You missed out that the current Cabinet also struggle to define what a ‘working person’ is let alone whether or not they have a penis.
People don’t know and they don’t even make the effort to understand and yet they simultaneously feel entitled to comment on a situation. Nothing new there. It is just intellectual laziness. They wonder why they are so disenfranchised. Maybe if you dig your finger out of your arsehole you might gain some understanding.
Hi standards are what matters. But the mindset of many graduate nurses is of climbing the management ladder ro get out of day to day nursing. We need good front line people to stay in nursing , not ro bugger off to damagement the first chance they get. And the demand foe all nurses to be graduates and for all management candidates to be so, is utterly foolish and quite spiteful by the graduate class.
And, get most of the immigrant nurses out of our NHS
Obviously there are some distinct benefits in training nurses to degree level, but not at the cost of provision of excellent nursing care. The patient essentially depends upon the doctors to determine the treatment and the nurses to administer it safely in a caring and competent manner.
There has been a definite shift in this situation since nurse graduates became the norm.
My own personal experience is that many nurses now regard themselves as too well trained to care for the holistic care of the patient. My own experience of nursing care bordered on what I and the Care Quality Commission considered gross negligence because the nurses mostly ignored the doctors’ instructions choosing to determine their own preferences without any consideration of the considerable medical needs of me the patient. They acted as neither competent nor caring nurses, doctors or health care assistants.

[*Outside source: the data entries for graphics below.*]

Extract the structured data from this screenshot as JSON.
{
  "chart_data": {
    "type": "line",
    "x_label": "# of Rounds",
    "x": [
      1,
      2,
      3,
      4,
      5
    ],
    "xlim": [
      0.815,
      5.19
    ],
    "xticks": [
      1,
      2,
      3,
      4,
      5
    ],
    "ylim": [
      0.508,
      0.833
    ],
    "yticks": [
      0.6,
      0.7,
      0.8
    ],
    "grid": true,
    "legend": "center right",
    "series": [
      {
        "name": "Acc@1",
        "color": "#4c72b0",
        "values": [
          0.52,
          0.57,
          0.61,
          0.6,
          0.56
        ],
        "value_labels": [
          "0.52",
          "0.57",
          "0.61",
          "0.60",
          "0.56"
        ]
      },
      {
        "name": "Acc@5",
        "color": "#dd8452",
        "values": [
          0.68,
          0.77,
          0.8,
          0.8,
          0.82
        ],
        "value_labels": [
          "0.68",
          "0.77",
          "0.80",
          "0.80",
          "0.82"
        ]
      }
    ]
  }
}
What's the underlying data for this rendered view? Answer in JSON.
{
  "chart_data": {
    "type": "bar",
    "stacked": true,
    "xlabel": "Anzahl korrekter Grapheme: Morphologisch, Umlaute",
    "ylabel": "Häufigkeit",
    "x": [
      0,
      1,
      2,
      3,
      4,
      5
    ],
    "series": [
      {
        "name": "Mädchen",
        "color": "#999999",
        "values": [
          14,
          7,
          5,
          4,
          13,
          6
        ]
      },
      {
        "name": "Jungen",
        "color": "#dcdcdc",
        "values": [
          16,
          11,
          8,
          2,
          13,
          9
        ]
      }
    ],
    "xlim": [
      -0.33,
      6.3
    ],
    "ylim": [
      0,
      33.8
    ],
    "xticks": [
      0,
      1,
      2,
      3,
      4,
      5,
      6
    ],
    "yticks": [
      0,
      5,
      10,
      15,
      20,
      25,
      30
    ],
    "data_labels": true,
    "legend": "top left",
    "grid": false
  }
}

I’ve just written a supporting past, but under another post. But I would like to add that there was a nurse who came into my ward and briskly tidied up anything not in it’s place. She did so, slightly blaming those who had gone before, not vinductively, but to clear the air. It only took a couple of minutes, but I did feel more at ease. She knew what was acceptable, and what wasn’t really tolerable, for long, anyway.
I gather she had been at least a senior sister, and had come back to work, possibly part time, though she could have been like those ‘secret shoppers’ that provide feedback to management.
Whatever, I knew she had been trained in traditional nursing, because she exuded it. In a similar manner, I was, in my youth, a silver service waiter, and those subtle skills learnt were so useful in my career, which was always very technical. In the land of the blind, the one eyed man is king, or at least he’s less confused than most.
Surely the answer is multiple routes to training.
those that want to be ward nurses only could train in the job and those that wish to specialise, such as theatre or paediatric nurses should do the degree first followed by specialist top up training like the doctors do.
So two heads of university nursing units say that educating nurses at universities is a great idea…..
The problem is a State-run, Socialist health care system. Until people come to terms with that instead of writing about what’s wrong – we know! – and offer solutions to solve the insoluble, nothing will change.
Remove the State monopoly, restore healthcare to the competitive, private sector whence it came before Government nationalised it… starting in 1911 by the way.
Am I right in believing that nurses used to be trained completely on the job but received a small salary and accommodation in a nurses home; then entered the profession as qualified but without any debt? If so, what was wrong with that? If more academic study is required then with day release it could be provided and, if necessary, the course lengthened.